In the summer of 1780, as the British established outposts throughout the South Carolina backcountry and Maj. Patrick Ferguson began organizing Loyalist auxiliaries to fight alongside the Redcoats, bands of partisan militia coalesced to thwart their efforts. One of these bands—two hundred Whigs led by Isaac Shelby of present-day Tennessee, Elijah Clarke of Georgia, and James Williams of South Carolina—decided to attack a Tory post at Musgrove Mill near a ford on the Enoree River on August 19, thinking they were facing a force of equal numbers. When they arrived in the vicinity, however, they discovered that 300 more troops had reinforced the Tories. The Whigs were outnumbered by more than two to one, and the Tories knew they were in the neighborhood.
It was too late to retreat, and their numbers were too few to launch an all-out attack. The only alternative was to make a stand. One of the officers, Captain Shadrach Inman, devised a plan to draw the Tories into an ambush. A small party would head to the ford and draw the Tories toward the main body, which was posted on a small ridge behind a breastwork of logs and brush. The plan worked; when the Tories pursued the small force to the ridge, the main body of Whigs sprang the trap, opening fire from behind their makeshift fortification at very close range.
It was a stunning victory, but no sooner had it been won than the Whigs learned that an American army under Horatio Gates had recently been defeated at Camden. Cut off from support, the Patriots retreated, Shelby taking his contingent back across the mountains. In September, as the British pushed northward, Ferguson sent a threat to Shelby and his fellow mountaineers, informing them that if they continued interfering with the progress of British arms he would bring the war to their frontier homes. Instead of being cowed, the Overmountain Men came back in larger numbers than ever, wiping out Ferguson’s force at King’s Mountain in October.
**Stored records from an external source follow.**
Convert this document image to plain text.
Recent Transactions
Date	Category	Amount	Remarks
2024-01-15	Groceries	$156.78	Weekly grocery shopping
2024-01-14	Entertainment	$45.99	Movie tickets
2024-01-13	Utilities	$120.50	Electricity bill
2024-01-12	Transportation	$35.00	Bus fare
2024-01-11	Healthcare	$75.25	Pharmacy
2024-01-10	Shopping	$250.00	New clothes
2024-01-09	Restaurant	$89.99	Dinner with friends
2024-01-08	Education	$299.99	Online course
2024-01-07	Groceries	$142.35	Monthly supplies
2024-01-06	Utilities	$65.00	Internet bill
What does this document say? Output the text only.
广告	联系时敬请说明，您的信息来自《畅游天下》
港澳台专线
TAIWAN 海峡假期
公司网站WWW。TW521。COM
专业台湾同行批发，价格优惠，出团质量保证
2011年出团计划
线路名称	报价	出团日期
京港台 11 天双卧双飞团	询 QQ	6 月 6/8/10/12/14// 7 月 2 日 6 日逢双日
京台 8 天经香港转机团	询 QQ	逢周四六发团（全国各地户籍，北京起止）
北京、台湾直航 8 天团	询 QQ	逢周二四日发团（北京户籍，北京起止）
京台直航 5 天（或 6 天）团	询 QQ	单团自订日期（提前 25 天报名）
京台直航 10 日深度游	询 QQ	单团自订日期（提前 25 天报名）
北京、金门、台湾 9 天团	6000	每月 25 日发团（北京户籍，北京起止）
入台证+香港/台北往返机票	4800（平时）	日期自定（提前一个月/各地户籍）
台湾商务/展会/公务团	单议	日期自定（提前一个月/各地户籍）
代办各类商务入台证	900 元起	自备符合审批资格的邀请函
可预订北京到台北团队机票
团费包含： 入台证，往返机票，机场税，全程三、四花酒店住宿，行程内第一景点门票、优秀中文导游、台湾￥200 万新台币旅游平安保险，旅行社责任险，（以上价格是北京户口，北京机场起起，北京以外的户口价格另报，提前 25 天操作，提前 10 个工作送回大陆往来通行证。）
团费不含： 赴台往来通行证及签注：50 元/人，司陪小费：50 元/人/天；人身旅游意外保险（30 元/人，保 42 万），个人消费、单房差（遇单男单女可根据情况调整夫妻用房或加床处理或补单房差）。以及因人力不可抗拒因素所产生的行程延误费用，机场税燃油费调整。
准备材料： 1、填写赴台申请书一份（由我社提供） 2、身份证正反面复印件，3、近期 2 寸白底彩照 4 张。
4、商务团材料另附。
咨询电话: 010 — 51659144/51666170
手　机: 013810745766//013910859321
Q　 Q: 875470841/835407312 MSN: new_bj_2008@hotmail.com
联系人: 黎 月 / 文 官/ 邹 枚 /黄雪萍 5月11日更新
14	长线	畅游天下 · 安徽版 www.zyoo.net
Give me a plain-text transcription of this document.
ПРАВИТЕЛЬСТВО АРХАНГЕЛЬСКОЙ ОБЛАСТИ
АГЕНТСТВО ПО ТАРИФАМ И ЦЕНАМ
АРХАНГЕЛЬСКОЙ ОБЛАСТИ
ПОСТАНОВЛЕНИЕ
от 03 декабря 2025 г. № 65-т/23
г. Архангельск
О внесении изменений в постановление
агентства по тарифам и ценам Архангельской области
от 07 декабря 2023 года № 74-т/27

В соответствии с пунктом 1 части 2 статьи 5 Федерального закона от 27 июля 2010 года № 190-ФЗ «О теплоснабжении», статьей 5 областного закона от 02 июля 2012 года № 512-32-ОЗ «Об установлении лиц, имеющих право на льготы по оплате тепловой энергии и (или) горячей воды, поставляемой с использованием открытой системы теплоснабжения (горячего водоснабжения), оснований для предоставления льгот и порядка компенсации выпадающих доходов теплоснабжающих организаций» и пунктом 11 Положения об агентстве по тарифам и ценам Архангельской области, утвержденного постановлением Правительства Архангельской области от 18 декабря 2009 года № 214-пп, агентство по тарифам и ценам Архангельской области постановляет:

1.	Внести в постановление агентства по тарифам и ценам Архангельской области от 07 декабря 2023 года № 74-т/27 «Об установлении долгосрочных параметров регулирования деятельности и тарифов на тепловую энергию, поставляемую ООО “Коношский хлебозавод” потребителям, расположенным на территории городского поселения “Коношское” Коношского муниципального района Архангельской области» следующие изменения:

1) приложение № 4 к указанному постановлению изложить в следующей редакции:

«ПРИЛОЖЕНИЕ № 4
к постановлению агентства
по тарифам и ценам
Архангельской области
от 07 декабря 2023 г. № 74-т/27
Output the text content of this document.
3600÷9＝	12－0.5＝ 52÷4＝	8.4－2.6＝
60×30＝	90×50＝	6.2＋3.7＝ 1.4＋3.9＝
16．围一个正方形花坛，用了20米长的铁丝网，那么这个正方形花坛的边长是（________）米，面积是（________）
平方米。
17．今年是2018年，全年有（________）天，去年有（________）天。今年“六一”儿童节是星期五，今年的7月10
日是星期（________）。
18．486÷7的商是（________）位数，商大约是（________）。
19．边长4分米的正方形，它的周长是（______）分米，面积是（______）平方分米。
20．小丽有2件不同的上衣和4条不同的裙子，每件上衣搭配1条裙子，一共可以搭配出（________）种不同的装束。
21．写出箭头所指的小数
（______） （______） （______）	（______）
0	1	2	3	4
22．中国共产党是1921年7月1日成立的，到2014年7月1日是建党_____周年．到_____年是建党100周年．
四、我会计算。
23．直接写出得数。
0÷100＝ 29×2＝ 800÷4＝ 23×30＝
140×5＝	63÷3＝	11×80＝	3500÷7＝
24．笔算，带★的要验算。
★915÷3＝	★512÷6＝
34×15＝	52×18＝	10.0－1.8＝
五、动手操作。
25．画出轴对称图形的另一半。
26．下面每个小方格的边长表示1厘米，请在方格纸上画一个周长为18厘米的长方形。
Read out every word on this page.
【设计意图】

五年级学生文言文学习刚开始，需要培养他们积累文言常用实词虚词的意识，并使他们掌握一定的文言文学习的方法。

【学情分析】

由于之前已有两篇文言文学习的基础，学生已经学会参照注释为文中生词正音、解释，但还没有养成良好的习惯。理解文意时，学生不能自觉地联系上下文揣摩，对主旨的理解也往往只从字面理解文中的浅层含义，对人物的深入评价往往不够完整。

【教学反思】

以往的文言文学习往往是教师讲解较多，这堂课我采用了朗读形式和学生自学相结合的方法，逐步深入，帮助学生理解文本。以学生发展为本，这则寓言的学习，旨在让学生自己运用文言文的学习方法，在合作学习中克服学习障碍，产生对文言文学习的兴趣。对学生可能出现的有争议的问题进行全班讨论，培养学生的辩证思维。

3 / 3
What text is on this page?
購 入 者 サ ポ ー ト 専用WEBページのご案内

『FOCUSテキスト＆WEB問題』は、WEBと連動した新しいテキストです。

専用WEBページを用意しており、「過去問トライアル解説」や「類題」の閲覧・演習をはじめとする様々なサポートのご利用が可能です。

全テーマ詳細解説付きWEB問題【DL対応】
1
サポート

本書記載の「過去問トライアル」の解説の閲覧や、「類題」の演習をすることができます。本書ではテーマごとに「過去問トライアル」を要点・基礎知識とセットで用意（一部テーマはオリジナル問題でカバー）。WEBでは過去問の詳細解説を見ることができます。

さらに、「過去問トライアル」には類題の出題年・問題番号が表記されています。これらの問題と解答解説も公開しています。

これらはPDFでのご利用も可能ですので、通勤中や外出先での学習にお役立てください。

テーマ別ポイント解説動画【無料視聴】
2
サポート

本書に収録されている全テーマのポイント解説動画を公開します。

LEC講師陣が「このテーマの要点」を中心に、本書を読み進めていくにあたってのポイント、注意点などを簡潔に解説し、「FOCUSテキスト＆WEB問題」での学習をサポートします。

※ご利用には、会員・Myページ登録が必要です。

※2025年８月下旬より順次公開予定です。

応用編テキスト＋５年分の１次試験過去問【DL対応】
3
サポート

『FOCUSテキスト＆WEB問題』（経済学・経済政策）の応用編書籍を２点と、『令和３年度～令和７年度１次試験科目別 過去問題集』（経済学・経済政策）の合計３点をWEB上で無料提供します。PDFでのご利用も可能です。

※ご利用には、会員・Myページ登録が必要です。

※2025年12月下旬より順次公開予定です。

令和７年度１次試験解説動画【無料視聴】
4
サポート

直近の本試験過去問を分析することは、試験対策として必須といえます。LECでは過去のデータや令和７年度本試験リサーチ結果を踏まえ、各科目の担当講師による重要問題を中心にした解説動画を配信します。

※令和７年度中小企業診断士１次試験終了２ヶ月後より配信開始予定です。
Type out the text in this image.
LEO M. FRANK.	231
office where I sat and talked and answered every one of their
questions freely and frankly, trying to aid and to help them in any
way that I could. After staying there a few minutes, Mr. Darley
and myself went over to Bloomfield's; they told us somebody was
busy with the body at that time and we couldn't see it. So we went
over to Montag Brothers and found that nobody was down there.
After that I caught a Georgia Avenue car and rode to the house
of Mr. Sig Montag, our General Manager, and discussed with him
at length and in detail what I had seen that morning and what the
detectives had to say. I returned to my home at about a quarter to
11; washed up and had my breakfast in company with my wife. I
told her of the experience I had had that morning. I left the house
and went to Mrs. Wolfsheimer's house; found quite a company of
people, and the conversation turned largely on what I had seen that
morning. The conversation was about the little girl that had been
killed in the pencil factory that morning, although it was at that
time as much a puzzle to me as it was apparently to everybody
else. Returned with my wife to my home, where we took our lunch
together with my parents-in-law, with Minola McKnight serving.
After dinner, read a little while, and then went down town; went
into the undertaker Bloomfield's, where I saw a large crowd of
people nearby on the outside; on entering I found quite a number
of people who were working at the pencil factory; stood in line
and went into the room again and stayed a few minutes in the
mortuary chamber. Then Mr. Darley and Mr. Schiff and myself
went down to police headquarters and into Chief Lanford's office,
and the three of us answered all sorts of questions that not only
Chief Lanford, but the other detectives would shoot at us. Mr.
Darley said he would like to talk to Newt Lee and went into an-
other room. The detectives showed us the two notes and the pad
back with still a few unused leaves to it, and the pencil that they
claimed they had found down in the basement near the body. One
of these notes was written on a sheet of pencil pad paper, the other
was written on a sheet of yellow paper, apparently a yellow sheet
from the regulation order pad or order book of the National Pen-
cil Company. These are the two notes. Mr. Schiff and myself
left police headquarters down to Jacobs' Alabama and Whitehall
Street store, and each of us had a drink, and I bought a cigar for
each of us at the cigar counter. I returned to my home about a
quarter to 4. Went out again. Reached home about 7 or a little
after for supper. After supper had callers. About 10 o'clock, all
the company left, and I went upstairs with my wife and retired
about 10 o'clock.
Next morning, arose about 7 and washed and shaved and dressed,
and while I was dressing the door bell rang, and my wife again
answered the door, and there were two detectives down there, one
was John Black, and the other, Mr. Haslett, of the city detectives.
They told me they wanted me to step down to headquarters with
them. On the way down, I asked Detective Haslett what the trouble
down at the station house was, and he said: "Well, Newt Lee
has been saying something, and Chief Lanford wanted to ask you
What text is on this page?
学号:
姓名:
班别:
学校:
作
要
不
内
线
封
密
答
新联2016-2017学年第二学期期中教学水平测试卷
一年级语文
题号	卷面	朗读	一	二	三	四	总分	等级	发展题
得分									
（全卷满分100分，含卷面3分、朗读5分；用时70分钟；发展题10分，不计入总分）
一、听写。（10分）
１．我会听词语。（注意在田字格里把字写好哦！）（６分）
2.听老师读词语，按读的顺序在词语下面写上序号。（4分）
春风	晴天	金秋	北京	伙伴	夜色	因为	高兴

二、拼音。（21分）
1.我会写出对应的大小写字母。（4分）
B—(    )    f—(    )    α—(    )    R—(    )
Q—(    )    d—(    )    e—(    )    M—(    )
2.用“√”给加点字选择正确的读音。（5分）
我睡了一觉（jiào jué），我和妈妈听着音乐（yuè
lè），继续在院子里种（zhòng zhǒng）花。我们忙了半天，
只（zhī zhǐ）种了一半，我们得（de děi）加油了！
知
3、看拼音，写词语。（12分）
Today the battleground where Shelby, Clarke, and Williams lured the Tories into a deadly ambush is part of Musgrove Mill State Historic Site, the newest state park in South Carolina. The visitor center has a small, one-room exhibit, parts of which were still under construction when we were there. It includes displays of eighteenth-century weapons, along with information on the experiences of women in the wartime backcountry. The centerpiece is a three-dimensional model of the battlefield, with a recorded narration of the fight illustrated with moving lights, similar to the larger electric map presentation formerly housed in the old visitor center at Gettysburg.
Two different trails allow you to see the battleground and the Musgrove property. Each one is a little more than a mile long, winding among wooded hills with interpretive signage along the way. One trail heads down toward the Enoree River to the mill site and past a small fishing pond. The signage here tells the story of the Musgrove family, the mill, and the importance of the ford.
One thing you’ll encounter on this route is a monument to Mary Musgrove, daughter of the mill’s owner. After her death, she morphed into the fictionalized heroine of the nineteenth-century novel Horse-Shoe Robinson, a story set in the backcountry during the Revolution. Historians can’t substantiate the exploits attributed to her in the book, but Mary herself was quite real indeed.
The other trail, which starts a short drive away from the visitor center, takes you to the ridge where the militia lay in ambush. This hike is a little more strenuous, but there are plenty of spots to rest. Wayside signs describe the men who fought there and set up the story of the battle. Tradition holds that Mary Musgrove hid a Patriot from marauding Tories at Horseshoe Falls, located near the trailhead.
Eventually, after ascending a few hills and passing alongside the roadbed used by the Tories in their pursuit of the Patriots’ advance party, you’ll come to the ridge where the main action took place.
Atop the hill is a small memorial to the Patriot dead. One of those killed was Capt. Inman, who devised the plan that ended in a victory over superior numbers.
Musgrove Mill wasn’t a large engagement, but like many of the nasty firefights that erupted in the backcountry, its impact was considerable. It demonstrated the capabilities of the Whig partisans, who could maul British detachments even in a province where American resistance was supposedly subdued. For a small park, this site has quite a bit going for it; the battlefield is clearly interpreted, fans of the outdoors can take advantage of fishing and canoeing, and the scenery along the trails would make an afternoon hike here enjoyable even for those who aren’t into the Rev War.